I am running a Nextflow pipeline that basically sends a bunch of files through multiple tools and collects resulting CSVs; however, two of the tools I need cannot be run simultaneously (they use the same software under the hood, and we only have one license). The pipeline looks like this:
workflow MY_WORKFLOW {
take:
pdb_ch
main:
csv1_ch = TOOL1(pdb_ch)
bundled_pdb_ch = pdb_ch.collate(20)
csv2_ch = TOOL2(bundled_pdb_ch)
csv3_ch = TOOL3(bundled_pdb_ch)
out_ch = csv1_ch.mix(csv2_ch).mix(csv3_ch)
emit:
out_ch
}
The order in which they launch doesn't matter: I'm okay if TOOL1 processes the entire dataset and then TOOL3 starts, or if they run in alternating order, or whatever. What matters is that at any point in time there should be either one of these two running or neither, but never both.
Using maxForks
directive allows making sure only only one instance of a given process is running, but is there a way to generate some more general lock/semaphore that could be shared between different processes?

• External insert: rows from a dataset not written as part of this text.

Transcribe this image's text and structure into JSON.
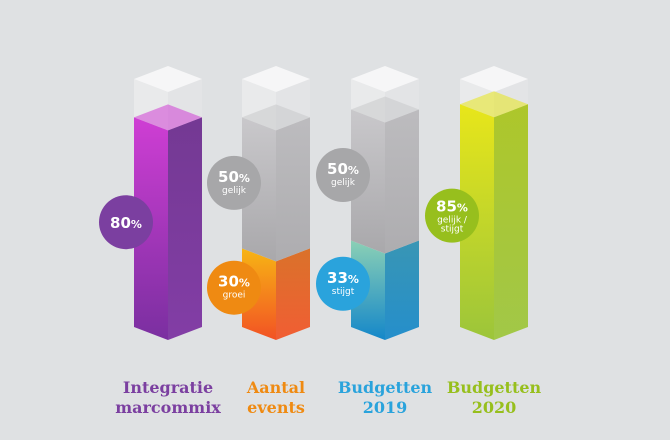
{
  "chart_data": {
    "type": "bar",
    "ylim": [
      0,
      100
    ],
    "grid": false,
    "colors": {
      "purple": "#7b3fa0",
      "orange": "#ef8a12",
      "gray": "#a7a7a9",
      "blue": "#2aa3dc",
      "green": "#97bf1d"
    },
    "columns": [
      {
        "label_line1": "Integratie",
        "label_line2": "marcommix",
        "label_color": "#7b3fa0",
        "segments": [
          {
            "value": 80,
            "value_text": "80",
            "unit": "%",
            "caption": "",
            "caption2": "",
            "badge_color": "#7b3fa0",
            "fill_top": "#cf3ed4",
            "fill_bottom": "#7a2fa0",
            "fill_side": "#6a2a8c"
          }
        ]
      },
      {
        "label_line1": "Aantal",
        "label_line2": "events",
        "label_color": "#ef8a12",
        "segments": [
          {
            "value": 30,
            "value_text": "30",
            "unit": "%",
            "caption": "groei",
            "caption2": "",
            "badge_color": "#ef8a12",
            "fill_top": "#f7b514",
            "fill_bottom": "#f25224",
            "fill_side": "#d9681a"
          },
          {
            "value": 50,
            "value_text": "50",
            "unit": "%",
            "caption": "gelijk",
            "caption2": "",
            "badge_color": "#a7a7a9",
            "fill_top": "#c9c8cb",
            "fill_bottom": "#a9a8ab",
            "fill_side": "#b9b8bb"
          }
        ]
      },
      {
        "label_line1": "Budgetten",
        "label_line2": "2019",
        "label_color": "#2aa3dc",
        "segments": [
          {
            "value": 33,
            "value_text": "33",
            "unit": "%",
            "caption": "stijgt",
            "caption2": "",
            "badge_color": "#2aa3dc",
            "fill_top": "#8bd0b5",
            "fill_bottom": "#1487c9",
            "fill_side": "#2a8fb0"
          },
          {
            "value": 50,
            "value_text": "50",
            "unit": "%",
            "caption": "gelijk",
            "caption2": "",
            "badge_color": "#a7a7a9",
            "fill_top": "#c9c8cb",
            "fill_bottom": "#a9a8ab",
            "fill_side": "#b9b8bb"
          }
        ]
      },
      {
        "label_line1": "Budgetten",
        "label_line2": "2020",
        "label_color": "#97bf1d",
        "segments": [
          {
            "value": 85,
            "value_text": "85",
            "unit": "%",
            "caption": "gelijk /",
            "caption2": "stijgt",
            "badge_color": "#97bf1d",
            "fill_top": "#e8e61a",
            "fill_bottom": "#9cc53a",
            "fill_side": "#a9c41a"
          }
        ]
      }
    ]
  }
}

I have managed to solve it by adapting the answer found in another SO question. The trick is to create a process that accepts TOOL1 output and emits some value, like this:
process BLOCK {
input:
path csv_files
output:
val ready
// Does nothing except return a value
exec:
ready = 1
}
Then this process needs to be inserted into the pipeline by feeding it TOOL3
results and making its outputs an additional input for TOOL1:
bundled_pdb_ch = pdb_ch.collate(20)
csv2_ch = TOOL2(bundled_pdb_ch)
csv3_ch = TOOL3(bundled_pdb_ch)
semaphore_ch = BLOCK(csv3_ch.collect())
csv1_ch = TOOL1(pdb_ch, semaphore_ch)
out_ch = csv1_ch.mix(csv2_ch).mix(csv3_ch)
BLOCK
is only launched when csv_ch3
can be collected (ie all instances of TOOL3 have finished), and TOOL1
will not run without a value from semaphore_ch
. This value is actually ignored by TOOL1
body, but it is still necessary for process to launch. And since it's a value channel, it can be read as many times as necessary without being exhausted.
Technically, intermediate process is not necessary because I could just pass csv3_ch.collect()
to a second channel of TOOL1
. However, it prevents TOOL1
work directories from being littered with TOOL3
outputs